If you want the bond of sisterhood, run over to rush. If you want anything to do with true love, run away. Fast.

5 Comments

  1. Mimi Sep 29, 2010

    Dude, this is really a shallow analysis of the issue and all around just awful advice. You think issues concerning jealousy, trust or control will magically appear because she chooses to rush a sorority, but not by going away to college alone? PLEASE.

    Don’t let whoever writes this garbage put the responsibility entirely on you to maintain what you think is a good relationship. If he can’t sleep at night because HE can’t trust you with new friends or at parties (because parties are only for the Greek system, amirite?) then that’s on him. Make the most out of YOUR college experience, whatever you decide that means to you.

    Talk with him about it, and talk it over. Honestly, if you’re concerned about going Greek and all the things that entails affecting your long-distance relationship, but not about going away to college and all the things that entails affecting your long-distance relationship then it wouldn’t hurt to re-evaluate this relationship.

    You guys need to chill out with the stereotypes and your anti-Greek bias. Or at least make it less obvious, ya’ll aren’t even trying anymore…seriously. And this is coming from someone who associates with the Greek system, didn’t go Greek, and is in a committed relationship with someone who did (and is a feminist, chew on THAT Sun Dial!).

  2. EJP Sep 28, 2010

    Horrible advice. Unless you’re unfaithful to begin with, you can make the two commitments work. Besides, the two can be completely unrelated. And rushing a sorority doesn’t exactly cut you off from the rest of the world.

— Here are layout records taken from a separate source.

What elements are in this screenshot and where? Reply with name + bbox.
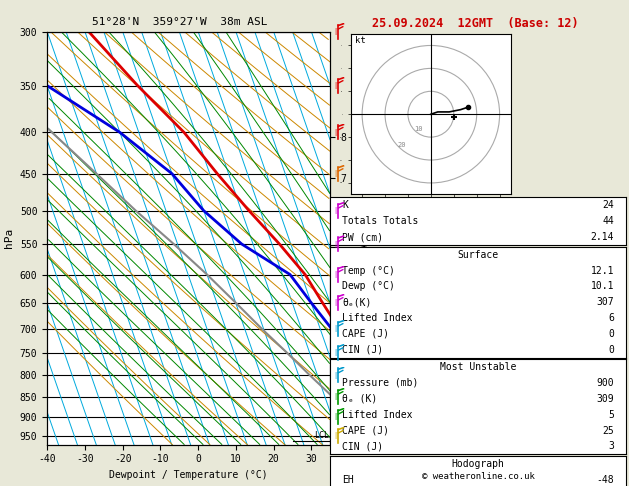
Text: 6: 6 <box>608 313 614 323</box>
Text: -48: -48 <box>596 475 614 485</box>
Text: |: | <box>333 325 338 332</box>
Text: Most Unstable: Most Unstable <box>440 362 516 372</box>
Text: 10: 10 <box>415 126 423 132</box>
Text: Pressure (mb): Pressure (mb) <box>342 378 418 388</box>
Text: 51°28'N  359°27'W  38m ASL: 51°28'N 359°27'W 38m ASL <box>91 17 267 27</box>
Text: 12.1: 12.1 <box>591 266 614 276</box>
Text: K: K <box>342 200 348 210</box>
Text: Totals Totals: Totals Totals <box>342 216 418 226</box>
Text: |: | <box>333 271 338 278</box>
Text: 20: 20 <box>398 142 406 148</box>
Text: CAPE (J): CAPE (J) <box>342 426 389 435</box>
Text: CIN (J): CIN (J) <box>342 345 383 355</box>
Text: 0: 0 <box>608 345 614 355</box>
Text: © weatheronline.co.uk: © weatheronline.co.uk <box>421 472 535 481</box>
Text: |: | <box>333 372 338 379</box>
Text: 2.14: 2.14 <box>591 232 614 243</box>
Text: |: | <box>333 432 338 439</box>
Legend: Temperature, Dewpoint, Parcel Trajectory, Dry Adiabat, Wet Adiabat, Isotherm, Mi: Temperature, Dewpoint, Parcel Trajectory… <box>353 32 479 115</box>
Text: 5: 5 <box>608 410 614 420</box>
Text: 307: 307 <box>596 297 614 307</box>
Text: CAPE (J): CAPE (J) <box>342 329 389 339</box>
X-axis label: Dewpoint / Temperature (°C): Dewpoint / Temperature (°C) <box>109 470 268 480</box>
Text: 44: 44 <box>603 216 614 226</box>
Text: |: | <box>333 413 338 420</box>
Text: Hodograph: Hodograph <box>452 459 504 469</box>
Text: 309: 309 <box>596 394 614 404</box>
Text: Lifted Index: Lifted Index <box>342 313 413 323</box>
Text: EH: EH <box>342 475 353 485</box>
Text: |: | <box>333 28 338 35</box>
Text: 24: 24 <box>603 200 614 210</box>
Text: θₑ(K): θₑ(K) <box>342 297 372 307</box>
Text: 0: 0 <box>608 329 614 339</box>
Text: θₑ (K): θₑ (K) <box>342 394 377 404</box>
Text: |: | <box>333 170 338 177</box>
Text: |: | <box>333 129 338 136</box>
Y-axis label: km
ASL: km ASL <box>348 229 370 247</box>
Text: 10.1: 10.1 <box>591 281 614 292</box>
Text: Temp (°C): Temp (°C) <box>342 266 395 276</box>
Text: kt: kt <box>355 36 366 45</box>
Text: 900: 900 <box>596 378 614 388</box>
Text: |: | <box>333 82 338 89</box>
Text: |: | <box>333 349 338 356</box>
Text: LCL: LCL <box>314 431 329 440</box>
Text: 25: 25 <box>603 426 614 435</box>
Y-axis label: hPa: hPa <box>4 228 14 248</box>
Text: |: | <box>333 207 338 214</box>
Text: |: | <box>333 393 338 400</box>
Text: |: | <box>333 299 338 306</box>
Text: CIN (J): CIN (J) <box>342 441 383 451</box>
Text: PW (cm): PW (cm) <box>342 232 383 243</box>
Text: |: | <box>333 241 338 247</box>
Text: Surface: Surface <box>457 250 499 260</box>
Text: 25.09.2024  12GMT  (Base: 12): 25.09.2024 12GMT (Base: 12) <box>372 17 578 30</box>
Text: 3: 3 <box>608 441 614 451</box>
Text: Lifted Index: Lifted Index <box>342 410 413 420</box>
Text: Dewp (°C): Dewp (°C) <box>342 281 395 292</box>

    Who writes this bullsh*t? Oh right, the Sun Dial.

  3. Bill Sep 24, 2010

    Honestly, what does long distance relationships have to do with Greek Life? The heading should have been geared towards “school life”. There was just a brief note she was thinking of joining a “Sorority”. Sorority could be replaced with other groups like sports, drama, music, etc.

    It would have been nice to see this answered as a male/female viewpoint. liked to have a male perspective.

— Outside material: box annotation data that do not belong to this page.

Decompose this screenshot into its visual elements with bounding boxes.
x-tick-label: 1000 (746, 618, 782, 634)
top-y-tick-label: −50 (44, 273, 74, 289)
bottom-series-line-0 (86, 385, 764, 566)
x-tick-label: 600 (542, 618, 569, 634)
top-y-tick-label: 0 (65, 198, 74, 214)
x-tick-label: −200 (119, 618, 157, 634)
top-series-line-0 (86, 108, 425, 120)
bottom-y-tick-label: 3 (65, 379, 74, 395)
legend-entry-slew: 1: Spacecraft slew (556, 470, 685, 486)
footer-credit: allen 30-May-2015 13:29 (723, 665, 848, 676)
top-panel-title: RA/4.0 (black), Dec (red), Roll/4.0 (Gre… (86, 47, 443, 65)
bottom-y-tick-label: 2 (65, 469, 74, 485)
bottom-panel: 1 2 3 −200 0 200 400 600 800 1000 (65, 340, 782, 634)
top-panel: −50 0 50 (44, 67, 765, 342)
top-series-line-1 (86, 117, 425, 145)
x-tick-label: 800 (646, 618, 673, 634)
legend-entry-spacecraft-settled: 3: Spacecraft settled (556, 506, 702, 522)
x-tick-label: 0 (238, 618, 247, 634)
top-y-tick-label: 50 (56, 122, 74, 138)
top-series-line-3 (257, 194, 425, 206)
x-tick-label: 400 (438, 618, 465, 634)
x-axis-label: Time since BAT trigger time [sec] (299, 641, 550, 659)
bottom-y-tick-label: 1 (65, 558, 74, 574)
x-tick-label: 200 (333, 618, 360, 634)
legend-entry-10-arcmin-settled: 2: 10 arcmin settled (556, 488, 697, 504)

    The bottom-line is are you committed or not to the relationship and willing to work at it?

  4. Arby Sep 24, 2010

    I agree with Mona P. this isn’t the best advice. That just screams bias!

    If you want to join a sorority, it’s your choice and your boyfriend should support you in your personal and collegiate endeavors. If he trusted you enough to even commit to a long distance relationship, he should trust that you can make the right decisions at sorority functions and socials.

    I myself am in the same situation. I’m in a sorority and I have a long distance boyfriend. It’s hard because, it’s true, sororities have the reputation of temptation and promiscuity, but you don’t have to give into that stereotype. Just because you’re in a sorority doesn’t mean you’re going to sleep around and cheat on your boyfriend. If you really love him and want things to work, you’ll be loyal. THAT WORKS BOTH WAYS. Yes, it might change the dynamic of your relationship, but relationships shift.

    He should support you and vice versa. You wouldn’t want him to pass up an opportunity for brotherhood either, would you?

    Take it one day at a time, Rush and see what the sororities on campus are all about. You’ll find that being committed and loyal won’t be that hard. Yes, sororities are time consuming, but there are always ways to work around that.

    Think positive! Try new things! There’s nothing wrong with living for YOU!

  5. Mona P Sep 23, 2010

    TERRIBLE advice! Chances are, you’re not going to marry this guy anyway, so you’re giving up a wonderful chance to meet and bond with the best friends of your life.. you’re giving up wonderful experiences, all because you’re worried about a long distance relationship which probable isn’t going to last anyway. NEVER change your life for a man, and never, ever give up your hobbies and interests for him. Be yourself, live your dreams. A guy who truly loves you will respect you for it. By all means, go through rush! Don’t kick yourself 20 years later when you realize what you gave up.